9 IMAGES I NEEDED TO SEE GROWING UP BLACK, THAT MY DAUGHTER NEEDS TO SEE NOW


Growing up there weren’t a lot of people who looked like me in the media. I couldn’t identify with the few positive images that were on TV in the early 90’s. I wanted to see girls who were African or Caribbean and proud that had dark skin and super kinky, long hair and dressed fabulously just like the Halle Berrys, Tyra Banks or Jada Pinketts (no Smith then) of the world. 

Those ladies were gorge and fabulous, but only a small percentage of black girls looked like that. Thank God today we have more diverse imagery for young black girls (Hey Lupita!), but there is still so much to be accounted for and so much more that we need to expose our young queens to.

9 Images I Needed To See in Mainstream Media


  1. More Images of Black Royalty - We have so many queens in our history. We need to know them, see them and study them. These women were feisty, intelligent, dominating beautiful women that didn’t take no for an answer!
  2. More Images of Successful Women That Aren’t Hypersexualized - PSA: You don’t have to have a butt in a box, shots, squats or be naked to make it in life. You pretty much just have to own it- Be consistent, have a game plan, stick to it, execute and repeat! My WCW for life....
    Vashtie Kola - via Ebony
  3. Diversity in Black Beauty - We need to promote beauty in all shapes, sizes, colors and textures. We tend to put beauty in this narrow, shallow box, defining beauty and telling our young girls this is Beautiful and this is not through the imagery being glorified on social media.  Media representation of black beauty should be more inclusive, celebrating a wider array of black women.
  4. More Black Ballerinas - We all know Misty Copeland and her accomplishments. I’m definitely here for it, but shouldn't we be spotlighting all of those that blazed the trail before her and those that are still dancing their lives away without recognition because they didn’t quite fit that “mold”.

“If you believe you can achieve it. But if you see it you can believe it and probably do it better!”

  1. More STEMIST- I didn’t even know what STEM was until I was well into my 20’s and out of college. Always hating math, STEM subjects were boring and not creative enough for me. Things have changed, science can be cool and fun and now STEM is a buzzword, however many of our little girls are still missing out and missing the mark. 

If there were more images that told the stories of black women in STEM fields and their success, failures and groundbreaking contributions to this world, more of our girls would have aspirations of becoming STEMist and changing the world themselves. 

  1. Women in Male Dominated Careers - This goes back to seeing something in your day-to-day life and then being able to apply it to your reality. More images of black female music super-producers, FBI agents, construction managers, mechanical engineers or even executives in Fortune 500 corporations would inspire our young girls to dream bigger, fight harder against the odds, and understand the possibilities.

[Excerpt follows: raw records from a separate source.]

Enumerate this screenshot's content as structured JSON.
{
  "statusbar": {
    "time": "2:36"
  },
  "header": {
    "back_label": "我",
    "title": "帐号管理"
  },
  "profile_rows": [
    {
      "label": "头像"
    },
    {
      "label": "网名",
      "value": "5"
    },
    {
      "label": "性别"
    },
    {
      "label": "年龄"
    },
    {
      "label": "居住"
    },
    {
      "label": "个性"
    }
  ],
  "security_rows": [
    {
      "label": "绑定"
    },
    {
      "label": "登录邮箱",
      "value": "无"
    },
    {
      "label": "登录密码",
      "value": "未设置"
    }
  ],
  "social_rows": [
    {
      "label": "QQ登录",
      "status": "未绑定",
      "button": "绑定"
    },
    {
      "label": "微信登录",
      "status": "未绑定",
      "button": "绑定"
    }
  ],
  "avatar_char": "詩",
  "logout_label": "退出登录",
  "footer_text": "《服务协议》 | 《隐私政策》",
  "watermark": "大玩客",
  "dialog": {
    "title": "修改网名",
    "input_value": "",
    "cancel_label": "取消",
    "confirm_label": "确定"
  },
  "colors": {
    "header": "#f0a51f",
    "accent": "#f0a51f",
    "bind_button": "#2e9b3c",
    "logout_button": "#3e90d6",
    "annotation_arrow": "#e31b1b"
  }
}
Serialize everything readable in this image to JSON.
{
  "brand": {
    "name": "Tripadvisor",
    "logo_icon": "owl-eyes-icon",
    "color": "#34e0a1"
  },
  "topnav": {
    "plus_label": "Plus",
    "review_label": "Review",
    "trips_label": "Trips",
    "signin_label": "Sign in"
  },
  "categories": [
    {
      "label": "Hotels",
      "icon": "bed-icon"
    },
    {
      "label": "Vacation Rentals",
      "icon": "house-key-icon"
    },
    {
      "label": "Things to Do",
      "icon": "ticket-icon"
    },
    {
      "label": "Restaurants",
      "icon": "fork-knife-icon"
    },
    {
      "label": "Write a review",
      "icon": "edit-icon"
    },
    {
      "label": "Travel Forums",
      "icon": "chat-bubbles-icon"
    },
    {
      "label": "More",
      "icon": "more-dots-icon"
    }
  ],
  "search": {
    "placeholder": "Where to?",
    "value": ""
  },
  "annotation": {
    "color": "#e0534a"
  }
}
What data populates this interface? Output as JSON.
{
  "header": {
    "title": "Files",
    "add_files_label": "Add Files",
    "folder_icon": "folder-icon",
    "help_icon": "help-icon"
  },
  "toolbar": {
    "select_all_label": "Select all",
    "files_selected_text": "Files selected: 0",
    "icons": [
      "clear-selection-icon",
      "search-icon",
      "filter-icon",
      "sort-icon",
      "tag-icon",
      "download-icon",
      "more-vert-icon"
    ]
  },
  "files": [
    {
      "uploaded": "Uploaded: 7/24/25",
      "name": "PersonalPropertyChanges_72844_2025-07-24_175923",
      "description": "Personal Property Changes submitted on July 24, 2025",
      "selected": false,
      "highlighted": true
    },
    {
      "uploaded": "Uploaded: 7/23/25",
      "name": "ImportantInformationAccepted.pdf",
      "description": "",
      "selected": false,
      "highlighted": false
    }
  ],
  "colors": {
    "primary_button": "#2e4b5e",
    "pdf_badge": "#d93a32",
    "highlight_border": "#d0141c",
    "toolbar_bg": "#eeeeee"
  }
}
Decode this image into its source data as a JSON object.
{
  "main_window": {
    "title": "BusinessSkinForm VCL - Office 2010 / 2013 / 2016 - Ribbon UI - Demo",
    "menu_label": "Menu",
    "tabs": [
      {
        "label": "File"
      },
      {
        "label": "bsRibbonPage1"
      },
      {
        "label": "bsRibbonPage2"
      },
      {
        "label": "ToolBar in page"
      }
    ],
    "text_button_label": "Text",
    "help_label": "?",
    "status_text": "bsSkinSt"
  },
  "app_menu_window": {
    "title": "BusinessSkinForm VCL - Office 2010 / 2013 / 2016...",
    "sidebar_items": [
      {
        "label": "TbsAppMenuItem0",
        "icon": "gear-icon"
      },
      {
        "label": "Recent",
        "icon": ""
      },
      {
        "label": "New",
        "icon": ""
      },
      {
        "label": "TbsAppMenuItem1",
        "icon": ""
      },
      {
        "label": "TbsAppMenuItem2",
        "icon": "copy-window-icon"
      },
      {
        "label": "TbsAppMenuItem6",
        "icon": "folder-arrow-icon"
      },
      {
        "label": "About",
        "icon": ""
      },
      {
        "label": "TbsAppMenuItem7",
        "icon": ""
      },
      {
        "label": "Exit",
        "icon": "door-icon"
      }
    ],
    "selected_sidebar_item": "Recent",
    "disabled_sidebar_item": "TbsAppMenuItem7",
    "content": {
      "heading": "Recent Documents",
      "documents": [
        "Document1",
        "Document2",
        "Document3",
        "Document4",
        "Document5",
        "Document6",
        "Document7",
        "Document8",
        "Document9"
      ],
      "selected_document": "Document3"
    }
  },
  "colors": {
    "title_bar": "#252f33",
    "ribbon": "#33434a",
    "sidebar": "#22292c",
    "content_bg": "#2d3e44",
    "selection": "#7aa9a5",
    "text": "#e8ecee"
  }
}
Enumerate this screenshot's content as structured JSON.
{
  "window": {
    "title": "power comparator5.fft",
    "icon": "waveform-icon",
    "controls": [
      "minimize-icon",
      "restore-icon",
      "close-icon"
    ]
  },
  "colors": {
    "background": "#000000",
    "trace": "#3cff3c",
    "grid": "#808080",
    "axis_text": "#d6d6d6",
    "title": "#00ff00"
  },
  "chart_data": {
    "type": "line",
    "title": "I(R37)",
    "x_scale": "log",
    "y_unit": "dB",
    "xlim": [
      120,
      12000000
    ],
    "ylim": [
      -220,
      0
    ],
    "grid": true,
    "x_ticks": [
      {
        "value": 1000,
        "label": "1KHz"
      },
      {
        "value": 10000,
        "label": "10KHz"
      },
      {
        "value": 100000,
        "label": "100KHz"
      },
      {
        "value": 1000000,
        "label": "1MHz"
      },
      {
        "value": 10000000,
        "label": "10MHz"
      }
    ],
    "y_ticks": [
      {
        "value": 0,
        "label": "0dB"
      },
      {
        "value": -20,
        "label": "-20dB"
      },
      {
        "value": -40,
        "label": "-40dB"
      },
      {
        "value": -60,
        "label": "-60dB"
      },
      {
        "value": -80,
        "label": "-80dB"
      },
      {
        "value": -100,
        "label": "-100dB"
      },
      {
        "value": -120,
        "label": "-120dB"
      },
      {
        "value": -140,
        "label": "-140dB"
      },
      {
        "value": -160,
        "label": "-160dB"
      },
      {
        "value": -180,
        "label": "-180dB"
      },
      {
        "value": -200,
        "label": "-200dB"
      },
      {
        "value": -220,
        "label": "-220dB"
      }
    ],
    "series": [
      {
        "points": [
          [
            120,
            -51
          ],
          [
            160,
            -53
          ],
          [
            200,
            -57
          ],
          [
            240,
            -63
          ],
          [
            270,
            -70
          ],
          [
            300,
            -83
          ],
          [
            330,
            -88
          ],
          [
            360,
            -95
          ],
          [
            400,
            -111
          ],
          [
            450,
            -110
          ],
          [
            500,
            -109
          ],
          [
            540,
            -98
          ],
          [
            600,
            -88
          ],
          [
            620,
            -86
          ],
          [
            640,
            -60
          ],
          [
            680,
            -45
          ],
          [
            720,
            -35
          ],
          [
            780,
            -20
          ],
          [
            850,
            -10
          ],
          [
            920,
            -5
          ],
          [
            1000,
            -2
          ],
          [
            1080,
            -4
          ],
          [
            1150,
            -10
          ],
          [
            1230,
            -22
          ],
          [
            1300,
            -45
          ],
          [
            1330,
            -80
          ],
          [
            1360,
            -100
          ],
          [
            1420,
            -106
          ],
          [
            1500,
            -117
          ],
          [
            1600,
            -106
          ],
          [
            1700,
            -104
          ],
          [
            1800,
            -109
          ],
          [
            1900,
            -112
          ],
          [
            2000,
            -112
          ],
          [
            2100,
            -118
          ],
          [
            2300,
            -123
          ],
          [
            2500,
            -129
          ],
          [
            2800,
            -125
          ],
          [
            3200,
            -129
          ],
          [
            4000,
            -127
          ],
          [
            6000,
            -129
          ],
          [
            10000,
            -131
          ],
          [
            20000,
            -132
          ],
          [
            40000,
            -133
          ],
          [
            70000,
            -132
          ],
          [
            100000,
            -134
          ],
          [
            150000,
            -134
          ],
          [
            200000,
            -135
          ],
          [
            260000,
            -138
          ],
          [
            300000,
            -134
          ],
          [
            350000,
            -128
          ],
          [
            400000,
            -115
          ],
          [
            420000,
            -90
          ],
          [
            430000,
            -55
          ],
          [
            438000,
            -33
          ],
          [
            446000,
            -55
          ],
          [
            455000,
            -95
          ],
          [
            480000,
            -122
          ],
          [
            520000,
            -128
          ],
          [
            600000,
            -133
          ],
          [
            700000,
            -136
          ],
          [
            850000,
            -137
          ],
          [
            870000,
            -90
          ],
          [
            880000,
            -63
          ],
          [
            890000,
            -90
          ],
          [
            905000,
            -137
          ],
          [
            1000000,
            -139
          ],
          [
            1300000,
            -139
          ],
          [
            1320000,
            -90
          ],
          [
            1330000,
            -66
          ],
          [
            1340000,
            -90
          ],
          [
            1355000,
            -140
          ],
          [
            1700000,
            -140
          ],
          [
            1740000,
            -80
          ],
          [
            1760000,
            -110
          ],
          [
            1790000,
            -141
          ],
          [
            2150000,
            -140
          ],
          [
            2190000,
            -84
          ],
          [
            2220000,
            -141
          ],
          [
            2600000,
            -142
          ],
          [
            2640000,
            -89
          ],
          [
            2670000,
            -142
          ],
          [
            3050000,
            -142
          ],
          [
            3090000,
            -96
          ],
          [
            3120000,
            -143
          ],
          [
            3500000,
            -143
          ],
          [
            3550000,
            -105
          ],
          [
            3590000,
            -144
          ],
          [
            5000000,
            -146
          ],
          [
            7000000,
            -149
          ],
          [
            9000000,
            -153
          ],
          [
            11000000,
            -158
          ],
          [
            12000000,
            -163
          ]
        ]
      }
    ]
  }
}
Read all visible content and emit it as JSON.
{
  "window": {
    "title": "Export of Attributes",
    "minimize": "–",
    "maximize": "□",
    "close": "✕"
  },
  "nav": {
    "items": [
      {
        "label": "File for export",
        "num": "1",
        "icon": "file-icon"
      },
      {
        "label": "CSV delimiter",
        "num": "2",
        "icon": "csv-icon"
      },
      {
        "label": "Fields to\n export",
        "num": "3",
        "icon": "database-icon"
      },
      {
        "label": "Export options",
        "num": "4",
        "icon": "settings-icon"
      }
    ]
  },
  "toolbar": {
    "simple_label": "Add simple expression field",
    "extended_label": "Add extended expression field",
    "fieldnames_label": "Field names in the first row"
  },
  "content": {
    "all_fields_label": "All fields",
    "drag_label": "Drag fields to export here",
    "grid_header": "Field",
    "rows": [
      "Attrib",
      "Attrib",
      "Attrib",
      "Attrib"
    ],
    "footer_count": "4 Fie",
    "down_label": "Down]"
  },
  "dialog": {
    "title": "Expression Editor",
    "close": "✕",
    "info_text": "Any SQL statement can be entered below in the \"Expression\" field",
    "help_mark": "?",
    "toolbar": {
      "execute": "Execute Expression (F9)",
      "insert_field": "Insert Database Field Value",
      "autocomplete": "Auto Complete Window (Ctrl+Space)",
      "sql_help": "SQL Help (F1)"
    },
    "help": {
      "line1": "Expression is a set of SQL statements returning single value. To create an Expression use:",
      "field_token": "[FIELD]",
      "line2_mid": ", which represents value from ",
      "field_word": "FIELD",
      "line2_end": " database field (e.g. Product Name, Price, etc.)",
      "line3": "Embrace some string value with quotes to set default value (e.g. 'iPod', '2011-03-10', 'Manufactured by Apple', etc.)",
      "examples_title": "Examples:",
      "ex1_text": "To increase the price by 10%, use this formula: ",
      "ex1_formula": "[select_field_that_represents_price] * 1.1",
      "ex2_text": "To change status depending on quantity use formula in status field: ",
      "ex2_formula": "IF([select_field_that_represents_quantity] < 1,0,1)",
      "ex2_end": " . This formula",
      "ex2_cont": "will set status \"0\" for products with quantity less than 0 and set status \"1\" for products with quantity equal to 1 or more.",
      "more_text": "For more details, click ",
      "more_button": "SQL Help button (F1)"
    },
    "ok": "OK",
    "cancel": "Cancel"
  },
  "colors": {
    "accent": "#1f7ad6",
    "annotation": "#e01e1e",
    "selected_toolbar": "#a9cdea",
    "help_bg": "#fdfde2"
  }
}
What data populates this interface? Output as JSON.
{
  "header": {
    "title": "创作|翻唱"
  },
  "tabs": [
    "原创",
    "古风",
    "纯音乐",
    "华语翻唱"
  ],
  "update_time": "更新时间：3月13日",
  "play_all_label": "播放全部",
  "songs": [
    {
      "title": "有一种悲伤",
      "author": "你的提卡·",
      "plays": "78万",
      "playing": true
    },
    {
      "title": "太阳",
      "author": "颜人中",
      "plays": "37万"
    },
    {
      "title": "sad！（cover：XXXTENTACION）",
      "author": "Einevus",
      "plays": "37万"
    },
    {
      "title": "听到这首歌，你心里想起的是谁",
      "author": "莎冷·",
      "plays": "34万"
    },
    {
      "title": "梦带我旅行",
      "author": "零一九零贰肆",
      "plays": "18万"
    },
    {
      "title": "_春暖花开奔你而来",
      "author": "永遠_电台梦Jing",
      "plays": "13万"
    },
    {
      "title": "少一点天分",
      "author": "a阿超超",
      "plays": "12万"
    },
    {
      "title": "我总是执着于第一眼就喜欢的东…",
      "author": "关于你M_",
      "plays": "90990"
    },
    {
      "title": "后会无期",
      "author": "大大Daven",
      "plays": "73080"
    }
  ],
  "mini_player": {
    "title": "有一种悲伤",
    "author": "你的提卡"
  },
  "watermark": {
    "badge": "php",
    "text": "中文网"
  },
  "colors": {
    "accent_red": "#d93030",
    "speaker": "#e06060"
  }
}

  2. More Successful Black Marriages - Don’t need to go into what the breakdown of the black family unit throughout the black experience has done to our community, but if we we surrounded and engulfed with positive images of happy, loving, uplifting, successful black families we could quite possibly encourage our young girls to say “I want that and I can have that”. I still have hope, we have Blackish—the new black family for the youth .
  3. No More Angry Black Women - Some black women are actually happy with their lives and love life and having a good time with the people in it. We aren’t all crazy, complaining all-our-lives bag ladies with messed up attitudes, yelling and constantly unhappy with everything. Let’s show some smiling, happy, joyful, giving black women for once….PLEASE Positive Vibes Only!
  4. More Black Women in the Arts- Growing up, beyond actresses you never really saw any women of color in the arts—no cellist, classic painters, graffiti artists, no women whose works were displayed in the esteemed galleries or museums around the world. We are there we are just unrepresented or underrepresented with no one to tell our stories. I want my daughter to know that this is an option. If she wants to, she can be a successful artist who happens to be black,  not a black girl artist.


The miseducation and misrepresentation of  black women and girls in the media is very real and still prevalent today. There are no options for colorful, diverse, strong, and positive imagery that truly celebrate black female beauty and excellence. We live in a digital age where they celebrate Bruce Jenner’s beauty but they call the gorgeous, bodacious, and awesomely fierce Serena Williams “too manly”.